Prezes PZPS Jacek Kasprzyk mówi, że tak było. „Asia Wołosz nawet od razu podała mi nazwisko włoskiego trenera, którego według niej powinniśmy zatrudnić. To jej były szkoleniowiec z klubu” – mówi szef federacji w rozmowie z sport.pl. Joanna Wołosz stanowczo temu zaprzeczyła w wywiadzie dla „Przeglądu Sportowego”. „Takie sugestie mnie obrażają. (…) W pewnym momencie spytał (prezes Jacek Kasprzyk – przyp. red.), kogo w takim razie byśmy widziały w roli trenera. Na szybko rzuciłyśmy kilka nazwisk. Nie wiemy, którzy szkoleniowcy są teraz wolni, a którzy nie. To nie my wybieramy selekcjonera, ale skoro prezes nas spytał, wymieniłyśmy nazwiska cenionych przez nas szkoleniowców” – relacjonuje siatkarka.

8. Dlaczego nikt nie rozmawiał o problemach w kadrze z jej kapitan?

Po wybuchu afery kapitan reprezentacji Agnieszka Kąkolewska miała sporo pretensji, że nikt ze związku nie zdecydował się z nią porozmawiać. W rozmowie ze sport.pl do zarzutów odniósł się prezes PZPS Jacek Kasprzyk. „Przepraszam bardzo, a dlaczego pani Kąkolewska jako kapitan nie przyszła do mnie na rozmowę, tylko przyszła pani Wołosz? Kąkolewska tylko wysłała do mnie pismo. Skoro mogła się ze mną spotkać Asia Wołosz i mogła Malwina Smarzek, to mogła też Aga Kąkolewska.
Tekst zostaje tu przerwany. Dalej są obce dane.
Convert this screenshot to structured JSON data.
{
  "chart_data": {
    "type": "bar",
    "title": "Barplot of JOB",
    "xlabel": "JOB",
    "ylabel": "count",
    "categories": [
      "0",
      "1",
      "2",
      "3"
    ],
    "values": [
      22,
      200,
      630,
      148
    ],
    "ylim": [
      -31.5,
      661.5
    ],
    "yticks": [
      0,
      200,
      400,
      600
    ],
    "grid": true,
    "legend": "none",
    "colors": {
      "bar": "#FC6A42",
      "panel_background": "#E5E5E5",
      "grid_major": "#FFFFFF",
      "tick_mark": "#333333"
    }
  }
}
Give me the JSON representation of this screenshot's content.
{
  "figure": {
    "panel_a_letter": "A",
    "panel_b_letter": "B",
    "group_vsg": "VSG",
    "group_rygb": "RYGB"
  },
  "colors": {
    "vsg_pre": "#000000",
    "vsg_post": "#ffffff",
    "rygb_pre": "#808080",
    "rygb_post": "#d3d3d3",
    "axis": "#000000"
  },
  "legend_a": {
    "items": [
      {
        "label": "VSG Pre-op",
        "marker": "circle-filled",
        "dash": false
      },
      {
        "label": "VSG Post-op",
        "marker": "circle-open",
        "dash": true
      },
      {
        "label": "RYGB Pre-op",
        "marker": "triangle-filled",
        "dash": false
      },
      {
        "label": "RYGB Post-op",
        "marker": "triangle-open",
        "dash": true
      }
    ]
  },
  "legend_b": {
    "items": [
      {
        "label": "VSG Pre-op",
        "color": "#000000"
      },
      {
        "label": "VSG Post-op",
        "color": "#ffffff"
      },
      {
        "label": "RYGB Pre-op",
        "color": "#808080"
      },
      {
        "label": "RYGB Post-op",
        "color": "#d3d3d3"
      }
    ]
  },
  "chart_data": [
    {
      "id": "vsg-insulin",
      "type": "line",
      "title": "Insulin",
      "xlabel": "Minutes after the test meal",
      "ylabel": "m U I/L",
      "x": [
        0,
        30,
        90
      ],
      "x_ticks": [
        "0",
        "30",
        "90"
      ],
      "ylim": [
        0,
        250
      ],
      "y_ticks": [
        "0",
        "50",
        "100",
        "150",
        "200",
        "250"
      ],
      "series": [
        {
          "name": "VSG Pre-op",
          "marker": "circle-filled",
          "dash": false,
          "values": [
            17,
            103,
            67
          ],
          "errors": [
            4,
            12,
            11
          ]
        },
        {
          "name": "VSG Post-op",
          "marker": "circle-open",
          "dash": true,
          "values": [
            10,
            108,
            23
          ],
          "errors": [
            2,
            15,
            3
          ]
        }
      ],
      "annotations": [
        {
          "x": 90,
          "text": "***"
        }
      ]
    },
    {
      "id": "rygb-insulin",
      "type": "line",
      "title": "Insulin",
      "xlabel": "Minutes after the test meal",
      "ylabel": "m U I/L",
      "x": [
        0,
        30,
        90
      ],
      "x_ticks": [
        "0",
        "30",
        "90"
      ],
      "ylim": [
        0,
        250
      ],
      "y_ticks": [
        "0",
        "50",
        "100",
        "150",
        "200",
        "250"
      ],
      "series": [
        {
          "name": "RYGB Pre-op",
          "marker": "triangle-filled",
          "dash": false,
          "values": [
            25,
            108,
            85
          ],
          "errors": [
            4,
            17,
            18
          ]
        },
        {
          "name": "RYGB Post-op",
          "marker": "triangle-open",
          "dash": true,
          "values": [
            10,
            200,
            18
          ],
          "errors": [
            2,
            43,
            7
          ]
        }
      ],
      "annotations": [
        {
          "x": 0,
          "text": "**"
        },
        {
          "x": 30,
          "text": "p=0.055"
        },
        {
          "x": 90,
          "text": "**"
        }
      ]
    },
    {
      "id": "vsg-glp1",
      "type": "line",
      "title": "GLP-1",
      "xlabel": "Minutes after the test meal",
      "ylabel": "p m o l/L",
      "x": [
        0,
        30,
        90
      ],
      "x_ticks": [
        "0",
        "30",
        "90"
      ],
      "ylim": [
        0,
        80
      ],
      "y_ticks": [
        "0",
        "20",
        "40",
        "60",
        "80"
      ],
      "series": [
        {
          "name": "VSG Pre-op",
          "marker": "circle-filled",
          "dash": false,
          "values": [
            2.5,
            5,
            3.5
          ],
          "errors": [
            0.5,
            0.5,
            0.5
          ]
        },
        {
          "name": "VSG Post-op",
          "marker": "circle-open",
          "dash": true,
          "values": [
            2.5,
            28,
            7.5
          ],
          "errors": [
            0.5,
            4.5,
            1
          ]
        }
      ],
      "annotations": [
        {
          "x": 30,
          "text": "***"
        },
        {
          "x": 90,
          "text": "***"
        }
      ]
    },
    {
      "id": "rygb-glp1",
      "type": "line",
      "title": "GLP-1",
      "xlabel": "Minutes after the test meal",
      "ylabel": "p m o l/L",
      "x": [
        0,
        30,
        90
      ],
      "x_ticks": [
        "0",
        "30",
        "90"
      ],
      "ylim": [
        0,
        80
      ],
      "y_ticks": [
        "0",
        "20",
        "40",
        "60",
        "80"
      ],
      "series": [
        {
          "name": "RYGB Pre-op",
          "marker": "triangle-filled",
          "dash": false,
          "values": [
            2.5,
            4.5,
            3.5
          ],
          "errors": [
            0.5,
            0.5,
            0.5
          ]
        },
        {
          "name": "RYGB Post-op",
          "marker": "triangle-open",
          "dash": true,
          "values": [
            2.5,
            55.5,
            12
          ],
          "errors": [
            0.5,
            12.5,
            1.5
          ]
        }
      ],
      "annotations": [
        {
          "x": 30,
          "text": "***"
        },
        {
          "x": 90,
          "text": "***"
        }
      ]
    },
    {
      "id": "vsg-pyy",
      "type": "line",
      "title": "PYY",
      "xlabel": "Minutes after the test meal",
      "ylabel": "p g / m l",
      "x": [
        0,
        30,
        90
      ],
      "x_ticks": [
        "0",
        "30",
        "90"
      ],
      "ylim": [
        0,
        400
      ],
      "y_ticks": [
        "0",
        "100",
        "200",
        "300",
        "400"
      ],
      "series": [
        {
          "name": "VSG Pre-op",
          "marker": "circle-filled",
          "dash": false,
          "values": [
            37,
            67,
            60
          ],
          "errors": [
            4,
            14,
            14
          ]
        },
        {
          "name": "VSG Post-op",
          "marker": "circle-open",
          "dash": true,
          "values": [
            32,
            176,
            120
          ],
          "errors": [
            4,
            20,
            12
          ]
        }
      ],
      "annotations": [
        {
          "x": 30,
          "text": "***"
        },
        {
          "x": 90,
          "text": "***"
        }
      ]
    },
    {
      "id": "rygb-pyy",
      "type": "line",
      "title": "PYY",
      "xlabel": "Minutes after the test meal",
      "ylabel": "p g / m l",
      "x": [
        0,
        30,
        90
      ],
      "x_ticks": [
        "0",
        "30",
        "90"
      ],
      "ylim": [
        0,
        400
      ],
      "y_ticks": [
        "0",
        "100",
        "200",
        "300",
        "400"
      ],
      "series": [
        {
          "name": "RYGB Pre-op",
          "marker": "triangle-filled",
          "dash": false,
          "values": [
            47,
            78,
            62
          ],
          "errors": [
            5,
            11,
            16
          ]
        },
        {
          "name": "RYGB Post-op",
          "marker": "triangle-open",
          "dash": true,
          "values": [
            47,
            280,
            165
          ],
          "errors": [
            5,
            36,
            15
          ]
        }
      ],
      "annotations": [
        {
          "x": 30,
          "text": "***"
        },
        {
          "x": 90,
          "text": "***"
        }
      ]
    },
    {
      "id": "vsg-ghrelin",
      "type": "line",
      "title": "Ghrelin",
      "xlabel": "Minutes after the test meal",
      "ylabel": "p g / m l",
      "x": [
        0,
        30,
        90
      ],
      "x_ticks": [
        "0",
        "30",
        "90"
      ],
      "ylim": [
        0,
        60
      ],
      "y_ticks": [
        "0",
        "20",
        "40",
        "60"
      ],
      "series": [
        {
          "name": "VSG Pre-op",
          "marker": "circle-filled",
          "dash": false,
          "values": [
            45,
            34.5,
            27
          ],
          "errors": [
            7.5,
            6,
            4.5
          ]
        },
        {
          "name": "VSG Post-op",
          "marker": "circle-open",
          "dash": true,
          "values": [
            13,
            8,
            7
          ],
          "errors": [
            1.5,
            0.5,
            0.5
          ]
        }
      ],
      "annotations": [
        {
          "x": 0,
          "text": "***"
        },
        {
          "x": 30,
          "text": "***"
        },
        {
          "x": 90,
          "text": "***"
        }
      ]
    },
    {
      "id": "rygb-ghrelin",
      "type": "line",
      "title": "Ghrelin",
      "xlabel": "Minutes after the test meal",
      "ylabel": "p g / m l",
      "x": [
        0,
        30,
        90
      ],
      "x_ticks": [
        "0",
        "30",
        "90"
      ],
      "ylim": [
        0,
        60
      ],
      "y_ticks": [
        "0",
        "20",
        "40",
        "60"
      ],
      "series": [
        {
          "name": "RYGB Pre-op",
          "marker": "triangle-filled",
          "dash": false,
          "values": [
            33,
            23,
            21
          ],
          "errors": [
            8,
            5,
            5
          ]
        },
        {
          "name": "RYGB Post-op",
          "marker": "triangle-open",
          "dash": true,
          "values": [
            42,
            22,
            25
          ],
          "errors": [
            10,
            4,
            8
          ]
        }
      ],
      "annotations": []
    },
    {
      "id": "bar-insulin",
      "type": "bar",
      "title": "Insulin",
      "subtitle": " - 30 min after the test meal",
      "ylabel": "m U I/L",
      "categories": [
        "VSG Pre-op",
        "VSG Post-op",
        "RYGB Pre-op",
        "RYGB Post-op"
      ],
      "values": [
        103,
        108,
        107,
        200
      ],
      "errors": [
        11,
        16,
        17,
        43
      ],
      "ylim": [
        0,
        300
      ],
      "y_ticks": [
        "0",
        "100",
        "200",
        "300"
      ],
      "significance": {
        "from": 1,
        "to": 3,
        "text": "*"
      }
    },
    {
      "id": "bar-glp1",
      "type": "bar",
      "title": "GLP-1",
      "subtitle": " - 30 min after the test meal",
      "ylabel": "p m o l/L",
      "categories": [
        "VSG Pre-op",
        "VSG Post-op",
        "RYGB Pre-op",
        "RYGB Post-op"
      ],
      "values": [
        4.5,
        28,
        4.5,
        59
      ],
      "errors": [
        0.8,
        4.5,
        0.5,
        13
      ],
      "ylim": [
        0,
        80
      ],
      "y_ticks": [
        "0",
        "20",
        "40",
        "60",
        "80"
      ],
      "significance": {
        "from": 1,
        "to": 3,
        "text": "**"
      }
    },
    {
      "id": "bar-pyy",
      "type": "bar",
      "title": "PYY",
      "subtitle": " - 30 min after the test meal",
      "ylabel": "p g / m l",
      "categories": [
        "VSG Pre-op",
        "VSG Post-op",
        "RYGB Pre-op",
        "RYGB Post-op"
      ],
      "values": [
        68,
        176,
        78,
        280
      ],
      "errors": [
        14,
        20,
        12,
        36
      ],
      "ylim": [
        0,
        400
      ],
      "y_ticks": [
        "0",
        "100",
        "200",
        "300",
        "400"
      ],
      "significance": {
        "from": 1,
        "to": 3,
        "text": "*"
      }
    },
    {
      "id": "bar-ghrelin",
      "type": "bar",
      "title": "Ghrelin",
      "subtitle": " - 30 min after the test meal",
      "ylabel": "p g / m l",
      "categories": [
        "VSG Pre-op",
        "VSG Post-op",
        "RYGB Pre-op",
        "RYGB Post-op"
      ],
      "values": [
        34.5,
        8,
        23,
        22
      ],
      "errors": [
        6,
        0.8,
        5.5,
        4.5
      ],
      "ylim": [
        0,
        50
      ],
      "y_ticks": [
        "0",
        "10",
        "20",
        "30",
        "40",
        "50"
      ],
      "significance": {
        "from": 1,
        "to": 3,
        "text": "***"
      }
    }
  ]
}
A ona nawet nie zadzwoniła” – powiedział szef związku.

9. Czy na linii zawodniczki – związek wypracowano kompromis?

Tak twierdzą siatkarki. „7 października doszło do spotkania zawodniczek Chemika Police, grających w reprezentacji Polski z prezesem Kasprzykiem, na którym prezes Kasprzyk oświadczył, że do styczniowych kwalifikacji trener Nawrocki pozostanie na stanowisku pierwszego trenera Kadry Narodowej, natomiast po kwalifikacjach zostaną wznowione rozmowy i podjęte próby rozwiązania problemu. W świetle obietnicy złożonej z ust pana prezesa, uznałyśmy, że został przyjęty kompromis” – podnoszą zawodniczki.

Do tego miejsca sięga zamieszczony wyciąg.